The World Health Organization (WHO) lamented that half a million COVID-19 deaths had been recorded since the Omicron variant was discovered, calling the count “beyond tragic”.
The WHO’s incident manager Abdi Mahamud said that 130 million cases and 500,000 deaths had been recorded globally since Omicron was declared a variant of concern in late November.
It has since rapidly overtaken Delta as the world’s dominant Covid variant because it is more transmissible, though it appears to cause less severe illness.
“In the age of effective vaccines, half a million people dying, it’s really something,” Mahamud told a live interaction on the WHO’s social media channels.
“While everyone was saying Omicron is milder, (they) missed the point that half a million people have died since this was detected.”
“It’s beyond tragic.”
Maria Van Kerkhove, the WHO’s technical lead on COVID-19, said the sheer number of Omicron cases was “astounding”, while the true number of cases and deaths would be much higher than just those known about.

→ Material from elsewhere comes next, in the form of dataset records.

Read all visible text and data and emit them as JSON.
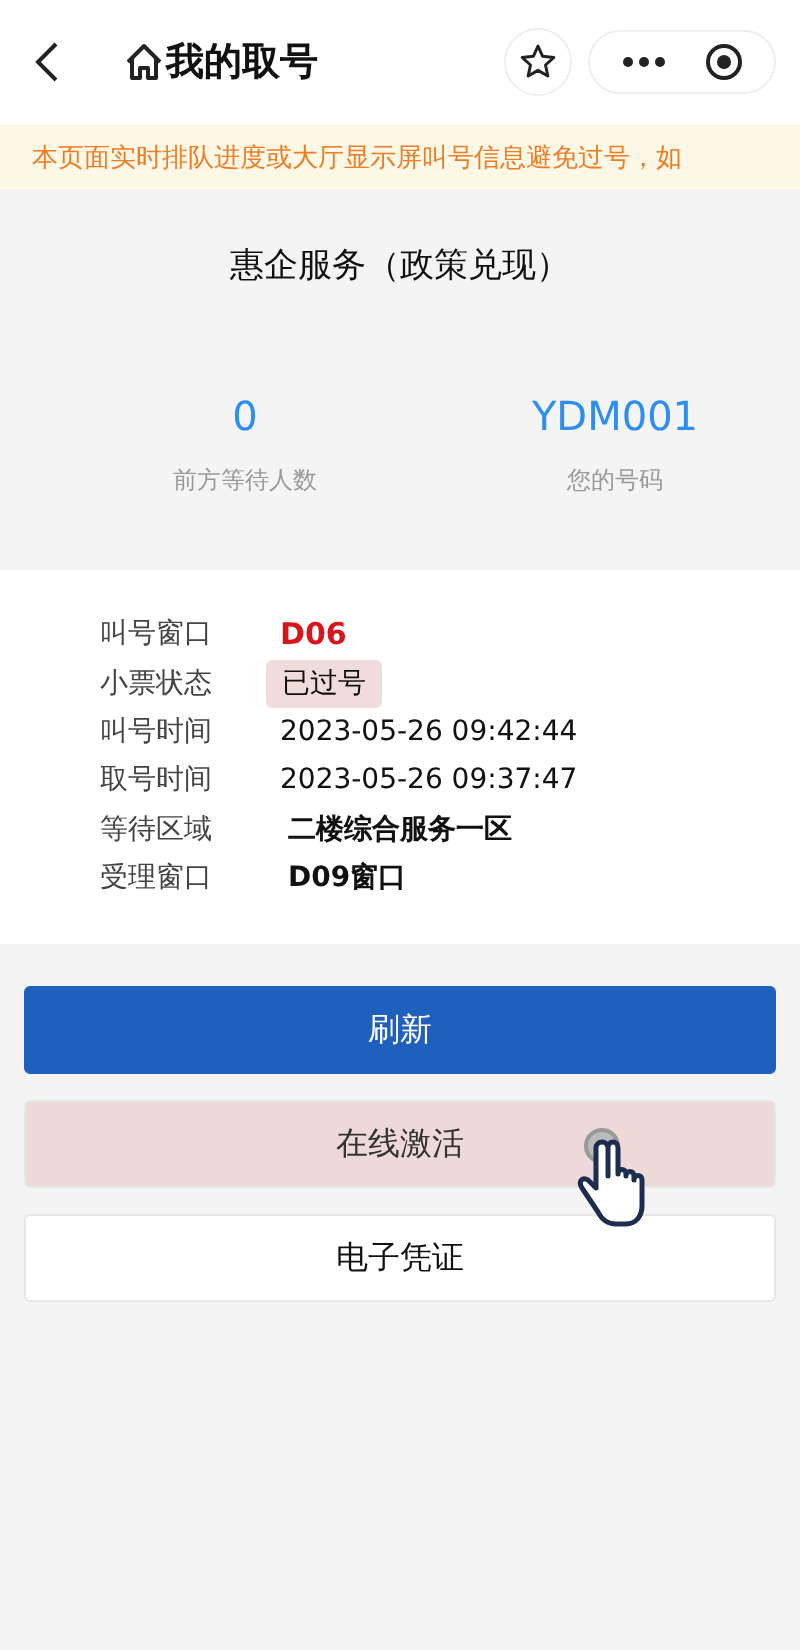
{
  "header": {
    "title": "我的取号"
  },
  "notice": "本页面实时排队进度或大厅显示屏叫号信息避免过号，如",
  "service": {
    "title": "惠企服务（政策兑现）"
  },
  "stats": [
    {
      "value": "0",
      "label": "前方等待人数"
    },
    {
      "value": "YDM001",
      "label": "您的号码"
    }
  ],
  "details": [
    {
      "label": "叫号窗口",
      "value": "D06",
      "kind": "alert"
    },
    {
      "label": "小票状态",
      "value": "已过号",
      "kind": "badge"
    },
    {
      "label": "叫号时间",
      "value": "2023-05-26 09:42:44",
      "kind": "plain"
    },
    {
      "label": "取号时间",
      "value": "2023-05-26 09:37:47",
      "kind": "plain"
    },
    {
      "label": "等待区域",
      "value": "二楼综合服务一区",
      "kind": "bold"
    },
    {
      "label": "受理窗口",
      "value": "D09窗口",
      "kind": "bold"
    }
  ],
  "buttons": [
    {
      "label": "刷新",
      "kind": "primary",
      "pointer": false
    },
    {
      "label": "在线激活",
      "kind": "warning",
      "pointer": true
    },
    {
      "label": "电子凭证",
      "kind": "plain",
      "pointer": false
    }
  ]
}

“It makes the previous peaks look almost flat,” she said.
“We’re still in the middle of this pandemic. I hope we’re getting closer to the end of it,” she said. “Many countries have not passed their peak of Omicron yet.”
Van Kerkhove said she was extremely concerned that the numbers of deaths had increased for several weeks in a row.
“This virus continues to be dangerous,” she said.
The WHO is tracking four sub-lineages of Omicron. While the BA.1 sub-strain was dominant, BA.2 is more transmissible and is expected to account for an increasing share of Omicron cases.
Van Kerkhove said there was no indication thus far to suggest that BA.2 resulted in more severe Covid disease than BA.1, but stressed that it was still “very early days” in evidence-gathering.
Mahamud added that it was as yet unknown whether someone could be infected with both BA.1 and BA.2 at the same time.
COVID-19 has killed nearly 5.75 million people since it emerged in China in December 2019, according to an AFP tally compiled from official sources on Tuesday (08).
Nearly 10.25 billion COVID-19 vaccine doses have been administered globally.